AI is Changing Software, Not Replacing Enterprise
If you read the headlines right now, you’d think enterprise software is on borrowed time.
Every week, there’s another post declaring some version of “SaaS is dead” or “AI just killed software as we know it.” LLMs are getting better at an incredible pace. AI startups are moving fast. Markets are nervous.
And the prevailing story goes something like this: traditional SaaS is broken, AI will replace it, and incumbents are about to be wiped out.
I don’t buy that story.
You can see why the anxiety exists.
Recently, Anthropic showed how Claude can generate lightweight workforce applications on the fly using Claude Artifacts, turning natural language into working tools almost instantly. It’s impressive, and it fuels the idea that if AI can just create apps for us, maybe we don’t need traditional enterprise software at all.
But that conclusion skips over something fundamental.
Large language models are only as good as the data they have access to. Their value depends on depth, context, and trust, not just scale.
That is where enterprise holds real power. Enterprises own the data that matters most in the AI era, from healthcare and the patient chart, to financial records, supply chain operations, customer history, and workforce activity. This data is proprietary, regulated, and deeply contextual. It cannot be scraped, recreated, or replaced by AI companies alone.
Just as important, this data is domain-specific and tied to real expertise. It reflects how clinicians practice medicine, how finance teams manage risk, how operators run systems, and how work actually gets done. That combination of data, domain knowledge, and workforce context is exactly what LLMs need to be truly useful.
SaaS, as we know it today, is under some pressure. But enterprise software itself is not being wiped out.
It is being forced to evolve.
SaaS is under pressure, but not for the reason people think.
The traditional SaaS model was built for a predictable world. We designed applications, defined workflows, and asked customers to configure them. That worked when variation was manageable, and workflows could be anticipated upfront.

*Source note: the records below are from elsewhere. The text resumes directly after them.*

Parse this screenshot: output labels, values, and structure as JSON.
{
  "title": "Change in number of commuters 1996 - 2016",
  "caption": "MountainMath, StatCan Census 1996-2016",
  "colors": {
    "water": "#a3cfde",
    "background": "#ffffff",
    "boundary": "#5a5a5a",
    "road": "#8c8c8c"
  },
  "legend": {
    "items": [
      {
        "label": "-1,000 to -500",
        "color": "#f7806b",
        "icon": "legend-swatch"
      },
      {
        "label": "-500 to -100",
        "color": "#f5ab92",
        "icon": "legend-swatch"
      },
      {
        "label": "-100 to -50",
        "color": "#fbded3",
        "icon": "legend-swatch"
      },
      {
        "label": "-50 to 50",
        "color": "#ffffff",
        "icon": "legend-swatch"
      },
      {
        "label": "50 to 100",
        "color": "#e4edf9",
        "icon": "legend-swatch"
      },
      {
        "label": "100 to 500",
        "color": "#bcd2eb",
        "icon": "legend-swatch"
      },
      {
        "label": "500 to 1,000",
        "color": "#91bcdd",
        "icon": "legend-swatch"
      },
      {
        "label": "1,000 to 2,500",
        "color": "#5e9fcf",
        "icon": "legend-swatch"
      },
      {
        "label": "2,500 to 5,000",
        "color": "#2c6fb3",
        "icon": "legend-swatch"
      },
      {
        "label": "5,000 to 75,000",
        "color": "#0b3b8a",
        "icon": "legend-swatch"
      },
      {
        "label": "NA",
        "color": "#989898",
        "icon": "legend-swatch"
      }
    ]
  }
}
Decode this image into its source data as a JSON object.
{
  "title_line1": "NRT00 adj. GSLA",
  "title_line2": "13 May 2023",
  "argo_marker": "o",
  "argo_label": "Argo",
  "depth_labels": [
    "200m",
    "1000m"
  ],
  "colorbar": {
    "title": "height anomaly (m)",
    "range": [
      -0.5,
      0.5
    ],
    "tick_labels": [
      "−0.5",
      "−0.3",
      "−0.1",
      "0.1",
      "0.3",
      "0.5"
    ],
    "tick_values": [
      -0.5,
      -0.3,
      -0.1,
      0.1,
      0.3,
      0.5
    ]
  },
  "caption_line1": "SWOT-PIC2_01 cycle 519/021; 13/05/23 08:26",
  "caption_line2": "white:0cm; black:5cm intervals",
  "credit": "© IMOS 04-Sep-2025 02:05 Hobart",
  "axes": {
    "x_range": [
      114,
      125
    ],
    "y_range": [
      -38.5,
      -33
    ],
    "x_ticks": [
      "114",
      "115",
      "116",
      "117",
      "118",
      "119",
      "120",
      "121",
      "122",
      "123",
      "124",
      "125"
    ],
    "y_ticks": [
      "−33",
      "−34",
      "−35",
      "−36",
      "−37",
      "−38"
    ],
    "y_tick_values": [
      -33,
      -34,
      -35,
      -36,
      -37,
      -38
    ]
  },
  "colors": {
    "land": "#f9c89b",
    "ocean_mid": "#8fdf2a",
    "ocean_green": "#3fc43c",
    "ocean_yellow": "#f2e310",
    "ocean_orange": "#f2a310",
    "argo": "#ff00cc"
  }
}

AI breaks that assumption.
Users now operate in dynamic, moment-to-moment contexts. The number of possible paths explodes. Configuration stops being flexibility and starts becoming friction. The model strains under its own complexity.
From a user perspective, this shows up as fragmented experiences, inconsistent behavior, and loss of muscle memory. From an internal perspective, it shows up as slow delivery, brittle systems, and endless coordination across teams to manage edge cases.
This isn’t a failure of execution. It’s a structural limitation of the SaaS model.
The market is scared. It will correct.
Right now, markets are reacting to speed and uncertainty.
When AI demos show systems generating apps or workflows instantly, it’s easy to assume incumbents are finished. But history suggests something else. When foundational technology shifts, the companies that own critical infrastructure and data don’t disappear. They adapt.
What’s breaking is not enterprise itself. What’s breaking is the way enterprise software has traditionally been packaged and delivered.
That distinction matters.
The real challenge is not survival. It’s evolution.
Enterprise companies don’t need to panic. They need to move deliberately and confidently.
The old SaaS model won’t carry us forward. We can’t just bolt AI onto static applications and call it transformation. We have to rethink the experience itself.
That means moving away from fixed screens and predefined workflows. It means building systems that collaborate with AI instead of treating it as an add-on. It means designing experiences that adapt to context while preserving trust, safety, and consistency.
This isn’t about replacing humans. And it isn’t about handing everything to AI.
It’s about knowing when to automate, when to assist, and when humans must stay firmly in control, all grounded in enterprise data and deep domain expertise.
This is an opportunity, not a threat.
If you own the data, you have leverage.
Enterprise software companies, especially in regulated domains like healthcare, finance, and supply chain, are uniquely positioned to define what responsible, high-value AI integration actually looks like. They already operate in environments where auditability, explainability, and safety are non-negotiable.
That’s not a disadvantage. That’s a moat.
But only if we act on it.
We have to invent something new. Not SaaS as we’ve known it, and not consumer AI repackaged for the enterprise. A model that truly integrates and collaborates with AI, while respecting the realities of enterprise data, workflows, and trust.
If we do that, we don’t lose our place in the ecosystem.
We re-secure it.
Staying steady in a noisy moment.
This is a moment that rewards confidence, not panic.
SaaS is in trouble. That part is true.
But enterprise software is not being wiped out. It is being challenged to evolve.
The companies that stay steady, respect the power of their data, and move quickly to rethink how experience and intelligence come together will define the next era.